Oltre ai dati di incidenza nel Leccese, i più alti di tutto il sud della Puglia, i dati epidemiologici della zona di Brindisi non sono dei migliori. Anche a Cerano, sede della centrale termoelettrica Federico II, ci sono già da tempo ordinanze che vietano la coltivazione dei campi e c'è preoccupazione. Si è recentemente aperto un processo nei confronti di 13 dirigenti Enel e due imprenditori, responsabili, secondo la magistratura, di dispersione di polvere di carbone nei campi circostanti al nastro trasportatore della centrale Federico II di Cerano. Possiamo immaginare, purtroppo, l'evolversi di una vicenda simile a quella tarantina?
"Sarebbe necessario condurre delle ricerche con la stessa metodologia. Un'attività di quel genere può aver prodotto dei danni. Di sicuro sappiamo che l'Unione Europea con l'Agenzia Europea per l'Ambiente ha già condotto degli studi che quantificano la presenza di costi esterni dovuti alle attività industriali che sono notevoli per la zona di Cerano e non solo. Suppongo che questi notevoli costi possono essere anche di tipo sanitario oltre che ambientale".

L'Ilva è un caso emblematico del nostro Paese, poteri dello Stato che arrivano a scontrarsi, provvedimenti di varia natura dettati dall'emergenza, una politica per l'ambiente che non agisce a 360 gradi. Che cosa manca oggi alla politica ambientale italiana?

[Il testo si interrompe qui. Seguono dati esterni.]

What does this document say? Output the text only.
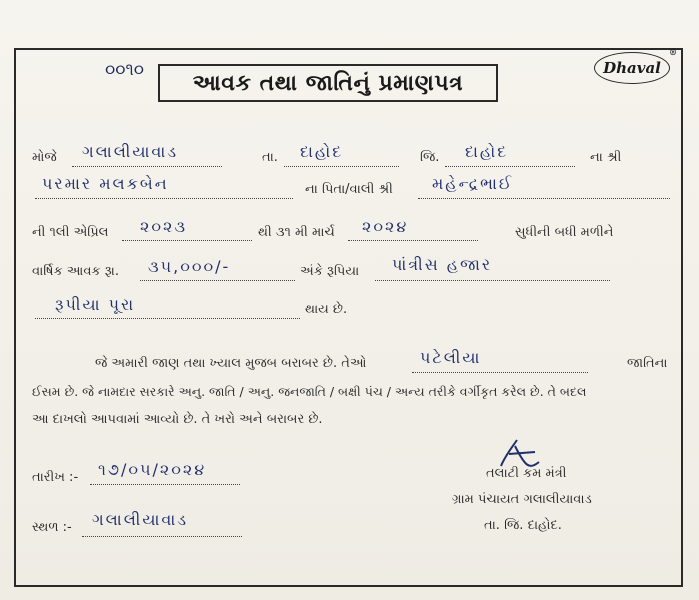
૦૦૧૦
આવક તથા જાતિનું પ્રમાણપત્ર
Dhaval
®
મોજે ગલાલીયાવાડ	તા. દાહોદ	જિ. દાહોદ	ના શ્રી
પરમાર મલકબેન	ના પિતા/વાલી શ્રી મહેન્દ્રભાઈ
ની ૧લી એપ્રિલ ૨૦૨૩	થી ૩૧ મી માર્ચ ૨૦૨૪	સુધીની બધી મળીને
વાર્ષિક આવક રૂા. ૩૫,૦૦૦/-	અંકે રૂપિયા પાંત્રીસ હજાર
રૂપીયા પૂરા	થાય છે.
જે અમારી જાણ તથા ખ્યાલ મુજબ બરાબર છે. તેઓ	પટેલીયા	જાતિના
ઈસમ છે. જે નામદાર સરકારે અનુ. જાતિ / અનુ. જનજાતિ / બક્ષી પંચ / અન્ય તરીકે વર્ગીકૃત કરેલ છે. તે બદલ
આ દાખલો આપવામાં આવ્યો છે. તે ખરો અને બરાબર છે.
તારીખ :- ૧૭/૦૫/૨૦૨૪
સ્થળ :- ગલાલીયાવાડ
તલાટી કમ મંત્રી
ગ્રામ પંચાયત ગલાલીયાવાડ
તા. જિ. દાહોદ.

"Manca la visione strategica. Ad esempio, guardiamo la Germania, dove si è saputo investire su un futuro sostenibile. Sviluppo sostenibile, non solo da un punto di vista ambientale ma anche economico. In Italia manca quella visione, quando si parla di sviluppo sostenibile si pensa spesso ad una sorta di carità che viene fatta all'ambiente, invece stiamo parlando di uno sviluppo che garantisce anche la sostenibilità economica. A Taranto, oggi, per risanare si spende molto più di quanto si sarebbe speso per prevenire. Lo dimostrano i costi eclatanti delle bonifiche.

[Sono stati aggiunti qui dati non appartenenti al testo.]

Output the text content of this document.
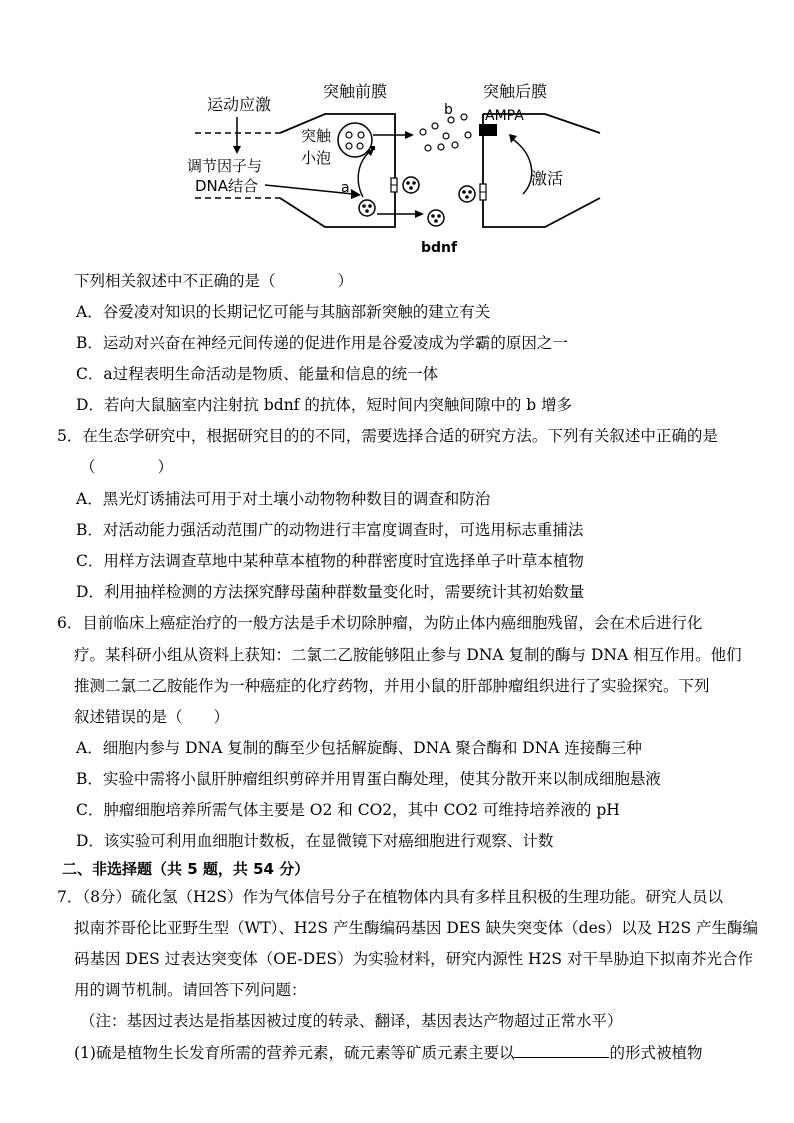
运动应激
调节因子与
DNA结合
突触前膜	突触后膜
突触
小泡
a
b AMPA
激活
bdnf
下列相关叙述中不正确的是（　　　　）
A．谷爱凌对知识的长期记忆可能与其脑部新突触的建立有关
B．运动对兴奋在神经元间传递的促进作用是谷爱凌成为学霸的原因之一
C．a过程表明生命活动是物质、能量和信息的统一体
D．若向大鼠脑室内注射抗 bdnf 的抗体，短时间内突触间隙中的 b 增多
5．在生态学研究中，根据研究目的的不同，需要选择合适的研究方法。下列有关叙述中正确的是
（　　　　）
A．黑光灯诱捕法可用于对土壤小动物物种数目的调查和防治
B．对活动能力强活动范围广的动物进行丰富度调查时，可选用标志重捕法
C．用样方法调查草地中某种草本植物的种群密度时宜选择单子叶草本植物
D．利用抽样检测的方法探究酵母菌种群数量变化时，需要统计其初始数量
6．目前临床上癌症治疗的一般方法是手术切除肿瘤，为防止体内癌细胞残留，会在术后进行化
疗。某科研小组从资料上获知：二氯二乙胺能够阻止参与 DNA 复制的酶与 DNA 相互作用。他们
推测二氯二乙胺能作为一种癌症的化疗药物，并用小鼠的肝部肿瘤组织进行了实验探究。下列
叙述错误的是（　　）
A．细胞内参与 DNA 复制的酶至少包括解旋酶、DNA 聚合酶和 DNA 连接酶三种
B．实验中需将小鼠肝肿瘤组织剪碎并用胃蛋白酶处理，使其分散开来以制成细胞悬液
C．肿瘤细胞培养所需气体主要是 O2 和 CO2，其中 CO2 可维持培养液的 pH
D．该实验可利用血细胞计数板，在显微镜下对癌细胞进行观察、计数
二、非选择题（共 5 题，共 54 分）
7．（8分）硫化氢（H2S）作为气体信号分子在植物体内具有多样且积极的生理功能。研究人员以
拟南芥哥伦比亚野生型（WT）、H2S 产生酶编码基因 DES 缺失突变体（des）以及 H2S 产生酶编
码基因 DES 过表达突变体（OE-DES）为实验材料，研究内源性 H2S 对干旱胁迫下拟南芥光合作
用的调节机制。请回答下列问题：
（注：基因过表达是指基因被过度的转录、翻译，基因表达产物超过正常水平）
(1)硫是植物生长发育所需的营养元素，硫元素等矿质元素主要以	的形式被植物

In Germania la scoperta delle diossine nelle acciaierie risale all'inizio degli anni '90. Dopo la scoperta, nel giro di due anni si è risolto il problema, in un anno lo si è studiato e in un anno si sono implementate le tecnologie. Già nel '93 si stava raggiungendo il livello di 0,1 nanogrammo a metro cubo e lì si era partiti da livelli di emissioni simili a quello di Taranto. Tutto questo senza la pressione delle associazioni ambientaliste, semplicemente perché lo Stato ha voluto risolvere quanto prima il problema. In Italia si è fatto l'esatto contrario: le leggi hanno portato i livelli di diossina consentiti a livelli altissimi e ancora oggi siamo in attesa di raggiungere gli standard del resto d'Europa. Nel frattempo si è inquinato il territorio e compromessa la salute. In altri Stati invece si è evitato di condurre l'economia locale nel tunnel in cui si trova ora l'economia tarantina.

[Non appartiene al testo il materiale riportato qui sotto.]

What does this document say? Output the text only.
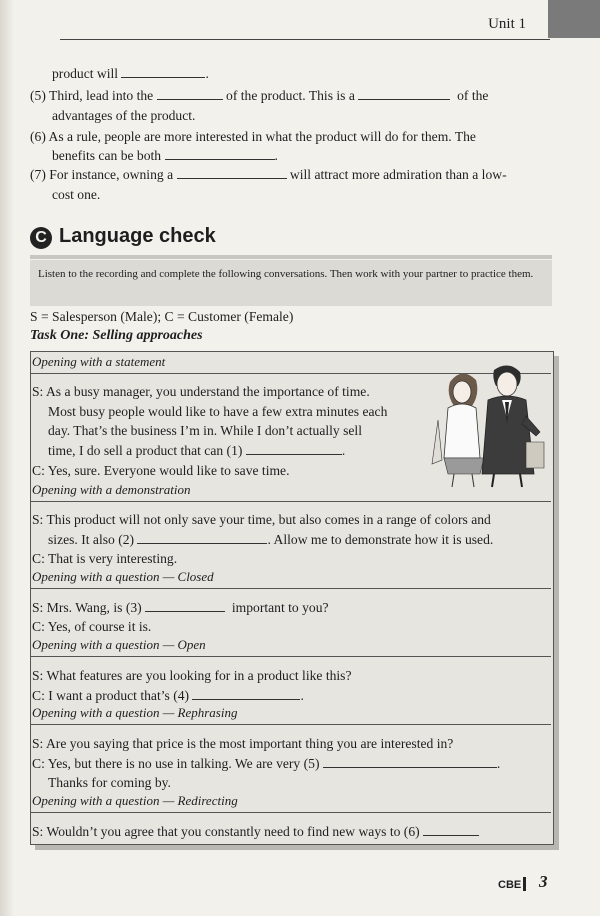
Unit 1
product will	.
(5) Third, lead into the	of the product. This is a	of the
advantages of the product.
(6) As a rule, people are more interested in what the product will do for them. The
benefits can be both	.
(7) For instance, owning a	will attract more admiration than a low-
cost one.
C Language check
Listen to the recording and complete the following conversations. Then work with your partner to practice them.
S = Salesperson (Male); C = Customer (Female)
Task One: Selling approaches
Opening with a statement
S: As a busy manager, you understand the importance of time.
Most busy people would like to have a few extra minutes each
day. That’s the business I’m in. While I don’t actually sell
time, I do sell a product that can (1)	.
C: Yes, sure. Everyone would like to save time.
Opening with a demonstration
S: This product will not only save your time, but also comes in a range of colors and
sizes. It also (2)	. Allow me to demonstrate how it is used.
C: That is very interesting.
Opening with a question — Closed
S: Mrs. Wang, is (3)	important to you?
C: Yes, of course it is.
Opening with a question — Open
S: What features are you looking for in a product like this?
C: I want a product that’s (4)	.
Opening with a question — Rephrasing
S: Are you saying that price is the most important thing you are interested in?
C: Yes, but there is no use in talking. We are very (5)	.
Thanks for coming by.
Opening with a question — Redirecting
S: Wouldn’t you agree that you constantly need to find new ways to (6)
CBE 3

Ultimo esempio. L'Olanda ha gli standard più restrittivi per quanto riguarda la diossina nel terreno; oggi è una nazione leader nel campo agricolo e i suoi prodotti sono verosimilmente tra i più sicuri. In Italia, invece, abbiamo una normativa nazionale che consente livelli di diossine dieci volte superiori ai limiti olandesi, abbiamo terreni da pascolo e produzione agricola dove i limiti sono talmente alti che situazioni come quella tarantina si possono trovare anche in altre regioni.
Per anni si è detto che l'acciaio è un settore strategico, non è vero. Può esserlo l'agroalimentare, perché se hai un settore che garantisca prima di tutto la sicurezza sanitaria allora hai un settore che utilizza il territorio senza comprometterlo, tutelandolo. É strategico perché quel territorio puoi continuare a utilizzarlo anche tra 10, 100, 200 anni. Taranto oggi è una città compromessa, l'aver difeso qualcosa di ‘strategico' ha portato ad avere un terreno dove non si può fare quasi più nulla.
Un settore è strategico solo quando garantisce il futuro.